Jiang Sun
Pages 1-11
DOI: 10.3726/cul.2018.02.01


If we do not shrink from making rough generalizations and adopt a broad, conventional approach, then what we call modernity refers to the process whereby a state of heterogeneity progresses toward homogeneity in time, space, human collectives, social order, and other areas. In his book The Cheese and the Worms, Carlo Ginzburg discusses a late-16th century incident of heterodoxy that cannot be classified into previously existing standard categories. As new knowledge was disseminated thanks to the invention of the Gutenberg printing press, old and new knowledge came into conflict in the mind of a heterodox figure by the name of Menocchio. He attacked the church, saying that it was more important to love one’s neighbor than to love God (Ginzburg, 1992: 38).
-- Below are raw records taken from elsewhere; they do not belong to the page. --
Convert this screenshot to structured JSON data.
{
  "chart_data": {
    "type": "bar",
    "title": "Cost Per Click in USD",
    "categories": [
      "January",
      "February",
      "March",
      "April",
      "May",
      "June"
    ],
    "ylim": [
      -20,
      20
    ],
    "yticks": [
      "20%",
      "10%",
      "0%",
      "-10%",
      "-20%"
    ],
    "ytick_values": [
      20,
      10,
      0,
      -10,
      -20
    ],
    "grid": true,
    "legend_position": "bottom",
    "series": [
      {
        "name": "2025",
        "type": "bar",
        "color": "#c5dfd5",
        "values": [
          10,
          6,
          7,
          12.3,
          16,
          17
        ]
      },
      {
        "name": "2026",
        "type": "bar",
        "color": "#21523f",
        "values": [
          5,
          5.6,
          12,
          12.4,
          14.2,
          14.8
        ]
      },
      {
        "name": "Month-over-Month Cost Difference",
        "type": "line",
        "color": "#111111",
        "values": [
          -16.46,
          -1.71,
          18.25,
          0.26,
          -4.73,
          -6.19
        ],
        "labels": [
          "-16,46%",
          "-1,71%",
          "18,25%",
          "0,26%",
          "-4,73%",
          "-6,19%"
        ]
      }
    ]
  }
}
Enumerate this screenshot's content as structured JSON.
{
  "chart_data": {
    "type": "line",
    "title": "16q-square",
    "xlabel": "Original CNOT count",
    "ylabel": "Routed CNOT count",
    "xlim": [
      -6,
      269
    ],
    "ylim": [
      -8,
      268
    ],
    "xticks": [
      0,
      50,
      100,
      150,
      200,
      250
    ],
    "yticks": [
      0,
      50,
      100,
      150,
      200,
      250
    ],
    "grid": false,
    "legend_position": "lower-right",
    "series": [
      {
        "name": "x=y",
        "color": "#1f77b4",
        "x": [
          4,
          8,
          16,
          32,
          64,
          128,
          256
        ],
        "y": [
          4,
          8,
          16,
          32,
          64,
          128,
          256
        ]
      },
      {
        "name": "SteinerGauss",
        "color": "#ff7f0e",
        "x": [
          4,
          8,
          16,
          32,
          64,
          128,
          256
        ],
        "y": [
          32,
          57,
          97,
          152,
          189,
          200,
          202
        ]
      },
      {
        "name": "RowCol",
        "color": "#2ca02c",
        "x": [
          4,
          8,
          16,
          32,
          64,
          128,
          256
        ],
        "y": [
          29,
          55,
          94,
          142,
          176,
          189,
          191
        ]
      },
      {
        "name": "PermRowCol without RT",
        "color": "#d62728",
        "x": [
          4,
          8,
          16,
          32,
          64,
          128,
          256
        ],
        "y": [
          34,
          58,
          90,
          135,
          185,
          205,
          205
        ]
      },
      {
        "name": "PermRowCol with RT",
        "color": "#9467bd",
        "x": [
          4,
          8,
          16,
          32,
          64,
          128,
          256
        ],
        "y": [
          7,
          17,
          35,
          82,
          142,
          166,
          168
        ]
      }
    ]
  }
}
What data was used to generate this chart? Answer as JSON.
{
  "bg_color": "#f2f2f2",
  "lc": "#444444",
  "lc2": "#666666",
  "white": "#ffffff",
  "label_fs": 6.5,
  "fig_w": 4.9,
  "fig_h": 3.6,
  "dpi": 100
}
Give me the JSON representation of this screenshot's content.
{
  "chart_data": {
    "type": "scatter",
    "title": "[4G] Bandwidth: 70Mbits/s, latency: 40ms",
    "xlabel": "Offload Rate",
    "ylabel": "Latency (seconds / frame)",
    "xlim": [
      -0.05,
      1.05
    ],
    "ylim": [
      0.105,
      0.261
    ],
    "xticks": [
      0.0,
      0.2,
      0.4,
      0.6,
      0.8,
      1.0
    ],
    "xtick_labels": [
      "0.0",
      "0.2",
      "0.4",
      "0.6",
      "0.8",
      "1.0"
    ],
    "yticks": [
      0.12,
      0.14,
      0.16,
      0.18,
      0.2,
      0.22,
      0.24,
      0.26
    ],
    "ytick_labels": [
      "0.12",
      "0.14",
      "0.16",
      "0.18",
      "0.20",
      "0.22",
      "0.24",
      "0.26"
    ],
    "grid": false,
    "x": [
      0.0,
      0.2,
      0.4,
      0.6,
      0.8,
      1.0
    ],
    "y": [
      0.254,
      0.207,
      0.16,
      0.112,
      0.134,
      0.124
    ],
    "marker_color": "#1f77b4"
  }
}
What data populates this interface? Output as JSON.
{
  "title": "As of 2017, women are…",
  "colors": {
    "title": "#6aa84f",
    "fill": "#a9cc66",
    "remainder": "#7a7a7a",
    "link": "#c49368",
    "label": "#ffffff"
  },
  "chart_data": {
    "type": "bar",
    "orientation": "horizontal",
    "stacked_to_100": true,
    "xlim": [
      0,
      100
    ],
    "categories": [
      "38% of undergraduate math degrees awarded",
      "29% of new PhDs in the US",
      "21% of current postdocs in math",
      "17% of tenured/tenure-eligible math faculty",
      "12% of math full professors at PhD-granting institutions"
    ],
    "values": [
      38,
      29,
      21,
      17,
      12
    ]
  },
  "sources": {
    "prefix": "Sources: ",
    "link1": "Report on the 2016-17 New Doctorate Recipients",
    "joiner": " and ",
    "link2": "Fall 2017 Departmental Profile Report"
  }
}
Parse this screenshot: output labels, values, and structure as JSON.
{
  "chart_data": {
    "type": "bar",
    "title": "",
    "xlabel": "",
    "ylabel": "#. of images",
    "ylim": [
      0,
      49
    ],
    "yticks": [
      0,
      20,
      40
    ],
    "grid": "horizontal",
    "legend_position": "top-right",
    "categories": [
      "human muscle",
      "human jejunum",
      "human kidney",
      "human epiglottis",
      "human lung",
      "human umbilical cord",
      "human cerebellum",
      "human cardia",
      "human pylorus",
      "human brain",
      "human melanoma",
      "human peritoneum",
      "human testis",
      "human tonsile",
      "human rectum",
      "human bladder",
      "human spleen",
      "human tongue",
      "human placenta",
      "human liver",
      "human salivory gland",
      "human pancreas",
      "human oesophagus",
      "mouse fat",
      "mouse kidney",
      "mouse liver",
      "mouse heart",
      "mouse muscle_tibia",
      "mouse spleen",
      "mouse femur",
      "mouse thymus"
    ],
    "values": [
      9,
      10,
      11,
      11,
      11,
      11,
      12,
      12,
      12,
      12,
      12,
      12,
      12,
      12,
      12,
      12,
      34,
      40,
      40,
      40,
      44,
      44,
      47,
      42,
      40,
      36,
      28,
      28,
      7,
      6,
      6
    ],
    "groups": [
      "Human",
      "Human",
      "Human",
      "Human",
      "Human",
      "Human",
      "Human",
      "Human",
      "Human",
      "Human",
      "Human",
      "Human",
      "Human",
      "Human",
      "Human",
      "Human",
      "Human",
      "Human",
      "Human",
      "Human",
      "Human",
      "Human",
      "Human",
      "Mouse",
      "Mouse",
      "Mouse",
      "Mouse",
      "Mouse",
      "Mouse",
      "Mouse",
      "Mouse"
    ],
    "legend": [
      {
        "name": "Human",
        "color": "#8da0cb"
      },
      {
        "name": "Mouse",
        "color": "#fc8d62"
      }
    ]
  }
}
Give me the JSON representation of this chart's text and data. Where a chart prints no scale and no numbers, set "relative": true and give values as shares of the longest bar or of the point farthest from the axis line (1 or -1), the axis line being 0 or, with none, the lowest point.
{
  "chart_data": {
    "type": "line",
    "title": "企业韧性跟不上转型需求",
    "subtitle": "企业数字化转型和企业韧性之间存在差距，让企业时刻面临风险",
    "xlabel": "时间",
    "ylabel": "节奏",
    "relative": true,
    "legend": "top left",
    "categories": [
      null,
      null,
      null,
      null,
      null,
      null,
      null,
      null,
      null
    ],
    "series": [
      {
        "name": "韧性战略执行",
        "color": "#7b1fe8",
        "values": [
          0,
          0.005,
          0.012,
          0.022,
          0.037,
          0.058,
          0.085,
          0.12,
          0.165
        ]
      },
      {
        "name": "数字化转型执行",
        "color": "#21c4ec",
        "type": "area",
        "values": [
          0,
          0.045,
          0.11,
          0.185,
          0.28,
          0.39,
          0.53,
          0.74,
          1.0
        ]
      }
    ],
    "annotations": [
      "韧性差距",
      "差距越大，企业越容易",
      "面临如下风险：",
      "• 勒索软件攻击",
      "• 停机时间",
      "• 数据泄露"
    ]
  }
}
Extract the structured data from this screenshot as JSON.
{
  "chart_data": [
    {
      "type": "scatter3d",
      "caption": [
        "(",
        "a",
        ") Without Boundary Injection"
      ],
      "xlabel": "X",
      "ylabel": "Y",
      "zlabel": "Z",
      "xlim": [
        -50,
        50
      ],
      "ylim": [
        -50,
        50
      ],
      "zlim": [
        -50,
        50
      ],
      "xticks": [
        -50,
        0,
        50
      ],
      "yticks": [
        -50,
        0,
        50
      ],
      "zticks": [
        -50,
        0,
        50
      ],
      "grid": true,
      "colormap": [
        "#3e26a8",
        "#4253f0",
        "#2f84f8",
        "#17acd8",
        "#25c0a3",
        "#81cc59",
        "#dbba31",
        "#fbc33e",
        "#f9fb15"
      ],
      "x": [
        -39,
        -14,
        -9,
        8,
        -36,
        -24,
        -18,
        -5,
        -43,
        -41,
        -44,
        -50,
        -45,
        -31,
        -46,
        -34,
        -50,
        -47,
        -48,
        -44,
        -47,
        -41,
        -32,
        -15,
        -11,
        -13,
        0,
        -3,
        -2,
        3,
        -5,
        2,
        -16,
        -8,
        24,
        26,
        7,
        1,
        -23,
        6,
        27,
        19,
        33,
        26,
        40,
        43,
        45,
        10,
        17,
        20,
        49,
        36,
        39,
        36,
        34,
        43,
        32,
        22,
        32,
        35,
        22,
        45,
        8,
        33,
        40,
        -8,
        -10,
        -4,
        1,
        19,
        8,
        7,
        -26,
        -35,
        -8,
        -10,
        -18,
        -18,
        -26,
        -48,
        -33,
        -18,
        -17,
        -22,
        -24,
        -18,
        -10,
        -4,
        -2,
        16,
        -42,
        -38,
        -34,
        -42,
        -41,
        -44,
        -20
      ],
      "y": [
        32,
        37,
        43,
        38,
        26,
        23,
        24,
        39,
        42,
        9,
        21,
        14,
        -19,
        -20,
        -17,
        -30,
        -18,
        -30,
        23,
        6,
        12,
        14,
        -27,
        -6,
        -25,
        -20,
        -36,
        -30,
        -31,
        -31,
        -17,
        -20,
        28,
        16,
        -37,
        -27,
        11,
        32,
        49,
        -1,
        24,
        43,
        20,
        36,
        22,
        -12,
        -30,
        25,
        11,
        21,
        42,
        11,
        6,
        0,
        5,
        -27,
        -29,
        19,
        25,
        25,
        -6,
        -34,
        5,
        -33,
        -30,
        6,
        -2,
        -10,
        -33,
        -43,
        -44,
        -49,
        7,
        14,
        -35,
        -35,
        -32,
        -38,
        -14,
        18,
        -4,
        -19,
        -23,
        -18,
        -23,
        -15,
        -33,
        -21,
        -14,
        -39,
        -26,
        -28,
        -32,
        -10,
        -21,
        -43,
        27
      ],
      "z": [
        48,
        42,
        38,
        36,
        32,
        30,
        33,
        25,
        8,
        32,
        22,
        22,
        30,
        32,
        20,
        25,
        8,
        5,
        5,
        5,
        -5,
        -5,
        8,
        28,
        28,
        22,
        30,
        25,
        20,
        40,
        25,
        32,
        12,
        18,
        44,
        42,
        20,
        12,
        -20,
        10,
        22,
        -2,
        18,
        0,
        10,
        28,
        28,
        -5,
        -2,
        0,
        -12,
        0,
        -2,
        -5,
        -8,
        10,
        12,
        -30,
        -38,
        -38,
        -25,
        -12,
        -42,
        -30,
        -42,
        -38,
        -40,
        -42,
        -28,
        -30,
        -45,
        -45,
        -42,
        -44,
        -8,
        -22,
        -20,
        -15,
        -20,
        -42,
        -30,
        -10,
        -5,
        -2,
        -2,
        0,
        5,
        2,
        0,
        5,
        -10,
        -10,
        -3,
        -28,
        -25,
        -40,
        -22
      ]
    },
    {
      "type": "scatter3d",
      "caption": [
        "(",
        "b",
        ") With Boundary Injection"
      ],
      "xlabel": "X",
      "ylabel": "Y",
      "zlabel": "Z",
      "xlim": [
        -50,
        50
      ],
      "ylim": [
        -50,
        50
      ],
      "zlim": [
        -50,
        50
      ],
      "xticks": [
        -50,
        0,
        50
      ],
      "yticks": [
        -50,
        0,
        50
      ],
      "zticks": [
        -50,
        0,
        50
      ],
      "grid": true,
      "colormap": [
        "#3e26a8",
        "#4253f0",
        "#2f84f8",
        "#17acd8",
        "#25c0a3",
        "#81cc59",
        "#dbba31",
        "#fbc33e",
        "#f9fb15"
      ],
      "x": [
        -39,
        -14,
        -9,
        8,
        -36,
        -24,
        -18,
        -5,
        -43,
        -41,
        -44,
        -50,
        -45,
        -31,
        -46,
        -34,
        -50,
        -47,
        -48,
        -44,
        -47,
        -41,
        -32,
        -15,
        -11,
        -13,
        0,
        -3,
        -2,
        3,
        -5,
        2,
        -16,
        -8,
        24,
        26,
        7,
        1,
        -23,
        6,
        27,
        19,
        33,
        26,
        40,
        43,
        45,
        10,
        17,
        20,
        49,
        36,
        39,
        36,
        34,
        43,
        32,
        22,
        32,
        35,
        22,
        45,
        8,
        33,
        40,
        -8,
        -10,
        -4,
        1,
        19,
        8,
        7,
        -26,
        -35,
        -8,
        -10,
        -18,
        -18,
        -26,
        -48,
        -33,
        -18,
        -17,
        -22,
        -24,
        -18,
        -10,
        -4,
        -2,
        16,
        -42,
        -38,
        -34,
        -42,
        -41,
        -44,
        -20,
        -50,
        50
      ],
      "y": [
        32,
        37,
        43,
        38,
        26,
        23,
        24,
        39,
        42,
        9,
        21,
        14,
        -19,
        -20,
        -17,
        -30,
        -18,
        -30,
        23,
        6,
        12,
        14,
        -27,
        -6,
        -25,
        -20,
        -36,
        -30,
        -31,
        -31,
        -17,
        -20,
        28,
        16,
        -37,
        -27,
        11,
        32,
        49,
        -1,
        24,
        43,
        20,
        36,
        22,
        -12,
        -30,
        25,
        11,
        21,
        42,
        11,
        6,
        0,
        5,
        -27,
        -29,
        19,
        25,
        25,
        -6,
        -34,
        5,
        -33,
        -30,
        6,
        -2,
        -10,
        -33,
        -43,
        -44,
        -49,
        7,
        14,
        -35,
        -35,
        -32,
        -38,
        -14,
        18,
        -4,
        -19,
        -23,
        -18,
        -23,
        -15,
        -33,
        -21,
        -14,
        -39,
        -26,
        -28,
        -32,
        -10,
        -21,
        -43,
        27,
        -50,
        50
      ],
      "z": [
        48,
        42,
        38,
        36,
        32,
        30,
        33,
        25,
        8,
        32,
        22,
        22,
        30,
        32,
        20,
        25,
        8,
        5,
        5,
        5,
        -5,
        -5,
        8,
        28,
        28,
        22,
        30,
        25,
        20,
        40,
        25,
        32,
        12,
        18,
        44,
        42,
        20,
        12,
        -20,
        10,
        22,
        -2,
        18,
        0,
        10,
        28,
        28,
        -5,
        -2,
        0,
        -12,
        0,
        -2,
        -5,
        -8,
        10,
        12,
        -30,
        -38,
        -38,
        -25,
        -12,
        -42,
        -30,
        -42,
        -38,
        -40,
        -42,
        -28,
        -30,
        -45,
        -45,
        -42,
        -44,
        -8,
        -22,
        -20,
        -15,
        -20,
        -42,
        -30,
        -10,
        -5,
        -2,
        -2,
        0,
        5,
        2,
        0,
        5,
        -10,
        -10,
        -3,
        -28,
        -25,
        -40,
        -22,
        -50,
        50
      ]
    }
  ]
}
Through these small, humble manifestations of change, Ginzburg was able to reveal the juncture when European modern knowledge first emerged from a muddled, undifferentiated state into one of clarity, whereby over the course of about a century of fermentation, its contours eventually became clearly evident around the year 1800. This process has been termed by the pioneer of conceptual history Otto Brunner as the “threshold era” (Schwellenzeit) (Blänkner, 2012: 107), and by Reinhart Koselleck as the beginning of the “saddle era” (Sattelzeit) (Koselleck and Richter, 2011: 9).